The border dispute between Suriname and (British) Guyana harks back to the nineteenth century but came to a crisis after Guyana became independent in 1966. After the Guyana police force dispatched Surinamese workers out of the area, the Surinamese government demanded a military response to the Guyanese action. The Dutch government sympathized with the Surinamese territorial claims but refused military assistance which would intensify the conflict. The Surinamese government founded in response a special police unit, the defensie politie (defense police), to guard and protect the territory. Eventually, the conflict would never come to an armed clash, but simply lost its urgency. Without coming to a conclusion the territorial claims still lingers on (Klinkers 2011, pp. 157–244).
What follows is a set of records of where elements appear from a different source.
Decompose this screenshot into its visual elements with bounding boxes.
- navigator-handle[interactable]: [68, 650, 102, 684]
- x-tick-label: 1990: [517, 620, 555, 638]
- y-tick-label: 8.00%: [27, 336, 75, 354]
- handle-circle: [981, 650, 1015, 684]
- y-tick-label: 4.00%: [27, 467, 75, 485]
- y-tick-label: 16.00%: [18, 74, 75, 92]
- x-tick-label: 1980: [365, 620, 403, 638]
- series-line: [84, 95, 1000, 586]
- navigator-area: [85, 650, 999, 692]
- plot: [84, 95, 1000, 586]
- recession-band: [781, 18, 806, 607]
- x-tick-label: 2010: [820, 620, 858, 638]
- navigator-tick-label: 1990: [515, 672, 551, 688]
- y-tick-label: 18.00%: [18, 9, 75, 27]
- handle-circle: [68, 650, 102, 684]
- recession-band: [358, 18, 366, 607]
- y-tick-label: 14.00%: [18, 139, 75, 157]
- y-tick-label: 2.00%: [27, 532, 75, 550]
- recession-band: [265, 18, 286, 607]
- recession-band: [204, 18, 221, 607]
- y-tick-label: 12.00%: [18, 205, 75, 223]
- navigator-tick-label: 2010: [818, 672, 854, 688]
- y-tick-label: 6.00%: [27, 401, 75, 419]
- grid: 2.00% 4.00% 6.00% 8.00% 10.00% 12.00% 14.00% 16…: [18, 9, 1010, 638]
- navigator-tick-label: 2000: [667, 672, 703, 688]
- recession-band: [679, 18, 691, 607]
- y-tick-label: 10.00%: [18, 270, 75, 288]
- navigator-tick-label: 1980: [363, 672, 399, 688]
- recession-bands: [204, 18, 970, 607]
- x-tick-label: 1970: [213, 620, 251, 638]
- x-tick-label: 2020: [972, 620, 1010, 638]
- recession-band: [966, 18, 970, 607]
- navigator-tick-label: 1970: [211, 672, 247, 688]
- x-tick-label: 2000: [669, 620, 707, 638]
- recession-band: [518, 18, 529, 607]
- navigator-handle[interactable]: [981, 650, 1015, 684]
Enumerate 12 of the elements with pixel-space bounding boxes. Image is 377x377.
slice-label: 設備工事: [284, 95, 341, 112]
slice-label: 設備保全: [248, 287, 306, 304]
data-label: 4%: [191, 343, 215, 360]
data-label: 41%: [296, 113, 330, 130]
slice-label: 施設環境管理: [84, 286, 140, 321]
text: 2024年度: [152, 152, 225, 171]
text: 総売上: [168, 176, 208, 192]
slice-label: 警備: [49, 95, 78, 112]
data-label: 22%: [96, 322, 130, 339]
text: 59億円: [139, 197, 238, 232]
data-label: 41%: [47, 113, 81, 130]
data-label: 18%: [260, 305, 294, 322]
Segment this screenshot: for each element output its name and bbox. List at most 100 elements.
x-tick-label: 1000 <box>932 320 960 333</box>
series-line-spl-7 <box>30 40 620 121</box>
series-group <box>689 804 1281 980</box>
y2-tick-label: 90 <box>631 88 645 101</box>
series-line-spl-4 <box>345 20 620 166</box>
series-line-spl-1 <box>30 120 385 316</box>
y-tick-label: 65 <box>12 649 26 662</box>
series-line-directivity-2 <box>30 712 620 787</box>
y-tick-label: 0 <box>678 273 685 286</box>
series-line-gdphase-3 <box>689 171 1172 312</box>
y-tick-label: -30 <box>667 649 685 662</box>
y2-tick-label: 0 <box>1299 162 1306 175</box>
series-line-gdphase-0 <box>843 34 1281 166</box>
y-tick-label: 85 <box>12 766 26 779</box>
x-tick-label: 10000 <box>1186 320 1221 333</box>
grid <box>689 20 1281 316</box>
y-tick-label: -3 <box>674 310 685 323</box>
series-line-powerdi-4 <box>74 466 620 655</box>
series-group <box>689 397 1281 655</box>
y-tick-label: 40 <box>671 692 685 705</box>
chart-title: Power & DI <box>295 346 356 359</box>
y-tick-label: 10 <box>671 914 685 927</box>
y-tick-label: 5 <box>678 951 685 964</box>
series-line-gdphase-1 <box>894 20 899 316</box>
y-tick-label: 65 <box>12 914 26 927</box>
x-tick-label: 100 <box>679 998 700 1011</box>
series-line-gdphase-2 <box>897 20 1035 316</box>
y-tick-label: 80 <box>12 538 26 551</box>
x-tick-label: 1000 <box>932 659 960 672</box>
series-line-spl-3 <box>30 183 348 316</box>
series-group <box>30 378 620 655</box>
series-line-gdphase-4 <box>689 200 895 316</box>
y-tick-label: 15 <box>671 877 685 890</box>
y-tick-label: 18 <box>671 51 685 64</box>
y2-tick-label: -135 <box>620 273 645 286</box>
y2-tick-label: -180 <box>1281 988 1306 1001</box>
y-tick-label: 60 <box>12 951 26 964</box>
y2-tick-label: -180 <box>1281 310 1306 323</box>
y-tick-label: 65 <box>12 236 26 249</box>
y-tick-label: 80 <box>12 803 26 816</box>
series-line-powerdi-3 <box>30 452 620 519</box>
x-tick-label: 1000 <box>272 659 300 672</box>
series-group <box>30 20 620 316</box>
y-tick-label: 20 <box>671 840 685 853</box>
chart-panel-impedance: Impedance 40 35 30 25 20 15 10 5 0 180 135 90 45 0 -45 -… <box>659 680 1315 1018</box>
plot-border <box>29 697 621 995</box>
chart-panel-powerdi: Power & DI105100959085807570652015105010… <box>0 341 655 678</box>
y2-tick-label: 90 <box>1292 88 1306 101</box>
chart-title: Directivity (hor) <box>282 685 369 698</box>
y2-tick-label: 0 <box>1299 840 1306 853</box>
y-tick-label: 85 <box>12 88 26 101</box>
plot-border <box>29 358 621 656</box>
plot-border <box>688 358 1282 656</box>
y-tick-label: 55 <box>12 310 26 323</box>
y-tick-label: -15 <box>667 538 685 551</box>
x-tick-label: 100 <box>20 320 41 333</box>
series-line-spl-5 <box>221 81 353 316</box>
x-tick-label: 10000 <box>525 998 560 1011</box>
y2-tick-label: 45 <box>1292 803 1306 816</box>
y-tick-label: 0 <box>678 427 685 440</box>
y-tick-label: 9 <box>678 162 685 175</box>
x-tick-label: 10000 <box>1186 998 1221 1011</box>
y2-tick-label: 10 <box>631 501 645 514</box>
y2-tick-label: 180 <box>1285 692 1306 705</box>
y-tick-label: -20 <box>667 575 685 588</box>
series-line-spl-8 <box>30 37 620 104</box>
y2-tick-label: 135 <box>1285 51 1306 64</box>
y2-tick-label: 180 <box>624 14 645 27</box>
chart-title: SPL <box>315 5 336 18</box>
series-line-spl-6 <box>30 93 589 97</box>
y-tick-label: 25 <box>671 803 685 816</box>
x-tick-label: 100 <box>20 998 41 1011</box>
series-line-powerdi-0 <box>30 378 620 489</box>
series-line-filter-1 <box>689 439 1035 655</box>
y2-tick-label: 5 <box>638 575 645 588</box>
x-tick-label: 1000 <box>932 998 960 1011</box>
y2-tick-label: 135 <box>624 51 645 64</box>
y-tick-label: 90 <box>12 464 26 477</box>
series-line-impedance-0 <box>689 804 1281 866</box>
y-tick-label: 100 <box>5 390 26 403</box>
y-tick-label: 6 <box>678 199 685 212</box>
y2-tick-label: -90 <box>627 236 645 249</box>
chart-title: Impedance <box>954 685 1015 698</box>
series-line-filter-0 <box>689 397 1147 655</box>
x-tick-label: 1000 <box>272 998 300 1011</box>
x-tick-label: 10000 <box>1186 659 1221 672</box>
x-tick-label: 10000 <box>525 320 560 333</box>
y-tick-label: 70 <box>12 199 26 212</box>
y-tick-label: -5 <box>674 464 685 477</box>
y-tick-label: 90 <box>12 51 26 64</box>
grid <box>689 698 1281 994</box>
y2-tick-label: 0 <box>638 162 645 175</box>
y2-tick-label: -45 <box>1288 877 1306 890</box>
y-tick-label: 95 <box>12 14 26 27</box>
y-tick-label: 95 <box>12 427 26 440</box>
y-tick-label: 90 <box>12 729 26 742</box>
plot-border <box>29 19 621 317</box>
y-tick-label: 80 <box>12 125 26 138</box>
The labor conflict in Curac¸ao which ended in a revolt on May 30, 1969, challenged the Charter even more. Thousands of demonstrators marched through the streets of Willemstad, looting and burning. The police killed two people. Eventually, the local authorities called the Dutch Marines for assistance to end the uproar. This military action was successful in restoring order but was criticized at home and abroad for this neocolonial act (Broek 2011, pp.153–190; Oostindie 1999). The revolt changed the attitude towards the Charter. It made the Dutch government realize that their possibilities for intervention to guarantee good governance overseas were limited. Besides, the continuing dependency of Dutch financial aid and the unlimited stream of migrants were other consequences of the Charter. The government in The Hague headed for independence of the West Indies, which was accepted in Suriname in 1975. The Antilles, on the other hand, refused sovereignty and are connected with the Netherlands until today, even though the ties loosened and the islands are no longer united in one country since October 2010 (Oostindie 2011). Aruba took the lead and received a separate status in 1983 already; the korps politie Aruba was founded in 1985 as a result of new responsibilities and legal arrangements. As international crime, like drugs and human trafficking, increased, the cooperation with and investments in the (former) Dutch Caribbean police systems remained of major importance for both areas.